In the last chapter we explored various ways of specifying the composition of a molecular system. Many of these representations contained not only information about the number and type of atoms in the system but also the atoms' coordinates, which are an essential element for most molecular simulation studies. Given the nature of the system's atoms and their coordinates the molecular structure of the system is known and it is possible to deduce information about the system's physical properties and its chemistry. The generation of sets of coordinates for particular systems is the major goal of a number of important experimental techniques, including X-ray crystallography and NMR spectroscopy, and there are data banks, such as the PDB and the Cambridge Structural Database (CSD), that act as repositories for the coordinate sets of molecular systems obtained by such methods.

There are several alternative coordinate systems that can be used to define the atom positions.
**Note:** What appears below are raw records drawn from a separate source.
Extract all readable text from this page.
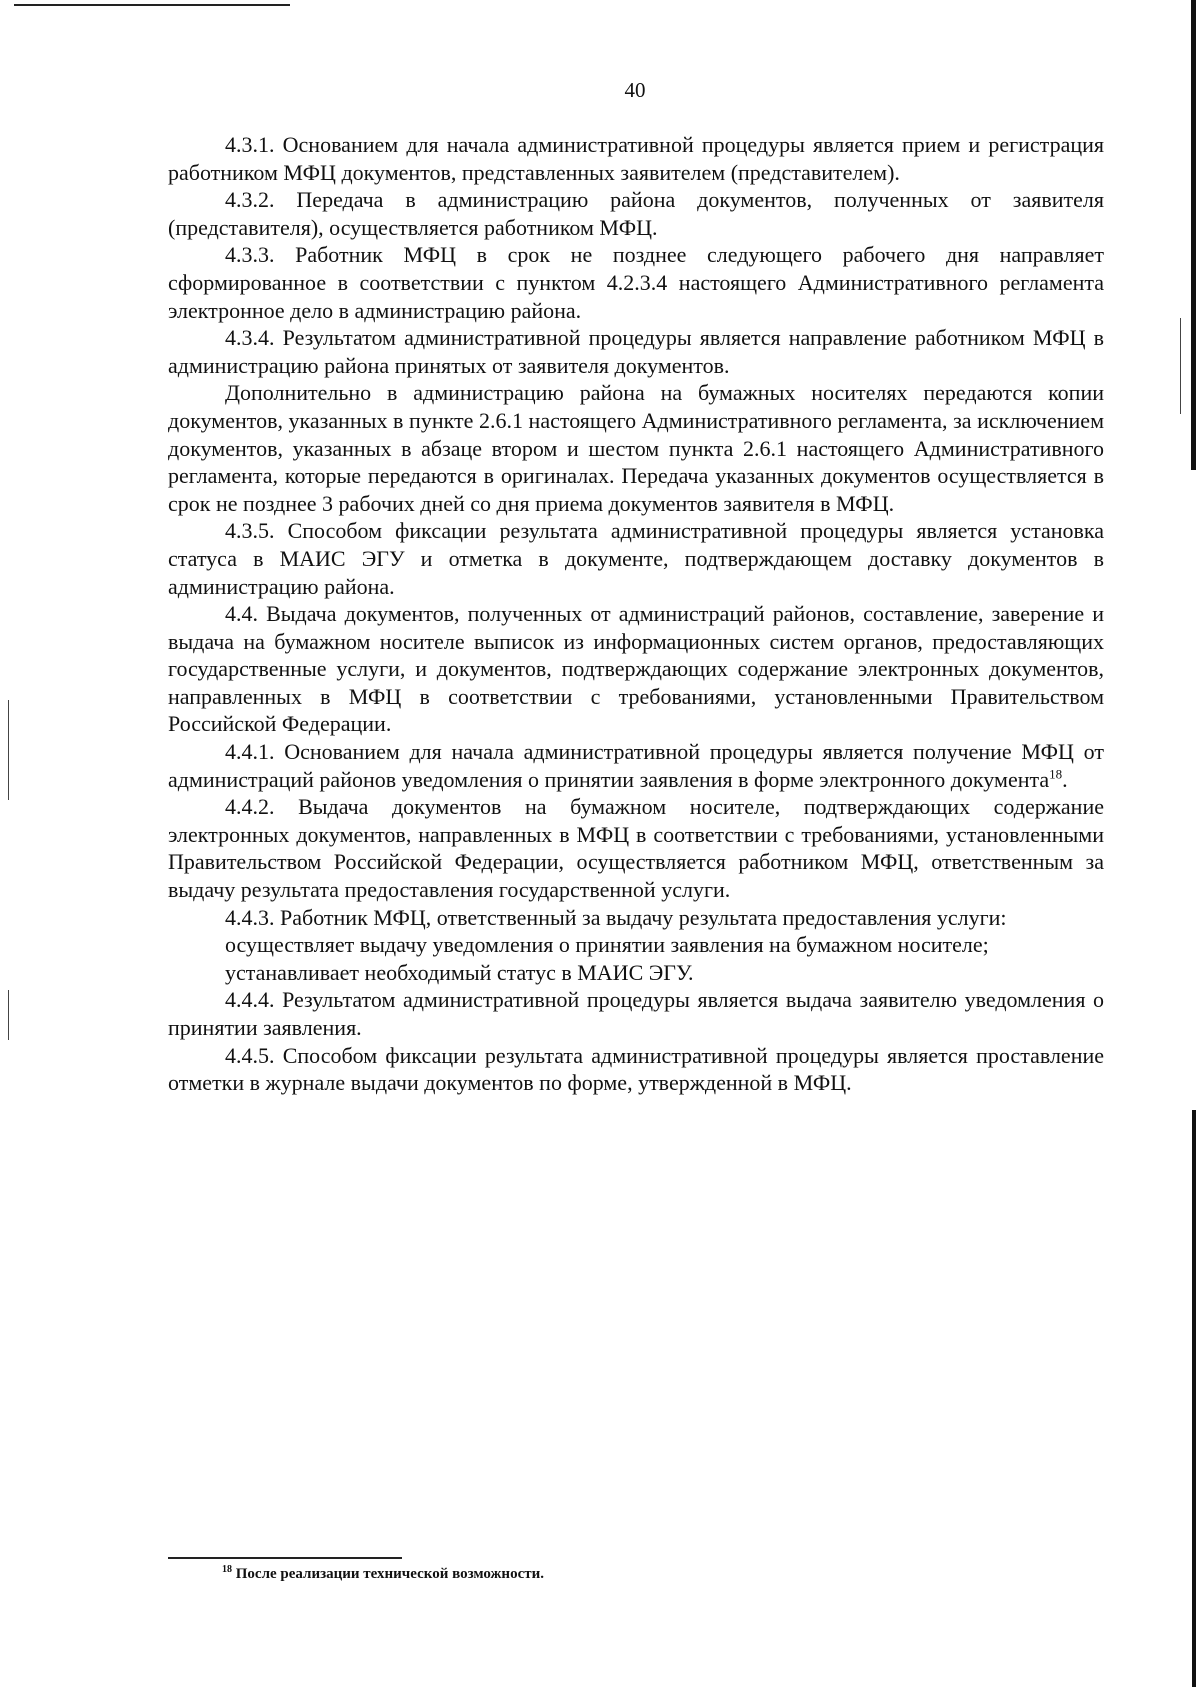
40

4.3.1. Основанием для начала административной процедуры является прием и регистрация работником МФЦ документов, представленных заявителем (представителем).

4.3.2. Передача в администрацию района документов, полученных от заявителя (представителя), осуществляется работником МФЦ.

4.3.3. Работник МФЦ в срок не позднее следующего рабочего дня направляет сформированное в соответствии с пунктом 4.2.3.4 настоящего Административного регламента электронное дело в администрацию района.

4.3.4. Результатом административной процедуры является направление работником МФЦ в администрацию района принятых от заявителя документов.

Дополнительно в администрацию района на бумажных носителях передаются копии документов, указанных в пункте 2.6.1 настоящего Административного регламента, за исключением документов, указанных в абзаце втором и шестом пункта 2.6.1 настоящего Административного регламента, которые передаются в оригиналах. Передача указанных документов осуществляется в срок не позднее 3 рабочих дней со дня приема документов заявителя в МФЦ.

4.3.5. Способом фиксации результата административной процедуры является установка статуса в МАИС ЭГУ и отметка в документе, подтверждающем доставку документов в администрацию района.

4.4. Выдача документов, полученных от администраций районов, составление, заверение и выдача на бумажном носителе выписок из информационных систем органов, предоставляющих государственные услуги, и документов, подтверждающих содержание электронных документов, направленных в МФЦ в соответствии с требованиями, установленными Правительством Российской Федерации.

4.4.1. Основанием для начала административной процедуры является получение МФЦ от администраций районов уведомления о принятии заявления в форме электронного документа$^{18}$.

4.4.2. Выдача документов на бумажном носителе, подтверждающих содержание электронных документов, направленных в МФЦ в соответствии с требованиями, установленными Правительством Российской Федерации, осуществляется работником МФЦ, ответственным за выдачу результата предоставления государственной услуги.

4.4.3. Работник МФЦ, ответственный за выдачу результата предоставления услуги:

осуществляет выдачу уведомления о принятии заявления на бумажном носителе;

устанавливает необходимый статус в МАИС ЭГУ.

4.4.4. Результатом административной процедуры является выдача заявителю уведомления о принятии заявления.

4.4.5. Способом фиксации результата административной процедуры является проставление отметки в журнале выдачи документов по форме, утвержденной в МФЦ.

$^{18}$ После реализации технической возможности.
For the most part in this book, Cartesian coordinates are employed. These give the absolute position of an atom in three-dimensional space in terms of its x, y and z coordinates. Other schemes include crystallographic coordinates in which the atom positions are given in a coordinate system that is based upon the crystallographic symmetry of the system and internal coordinates that define the position of an atom by its position relative to a number of other atoms (usually three).

The aim of this chapter is to describe the various ways in which coordinates can be analysed and manipulated. Because numerous analyses can be performed on a set of coordinates, only a sampling of some of the more common ones will be covered here.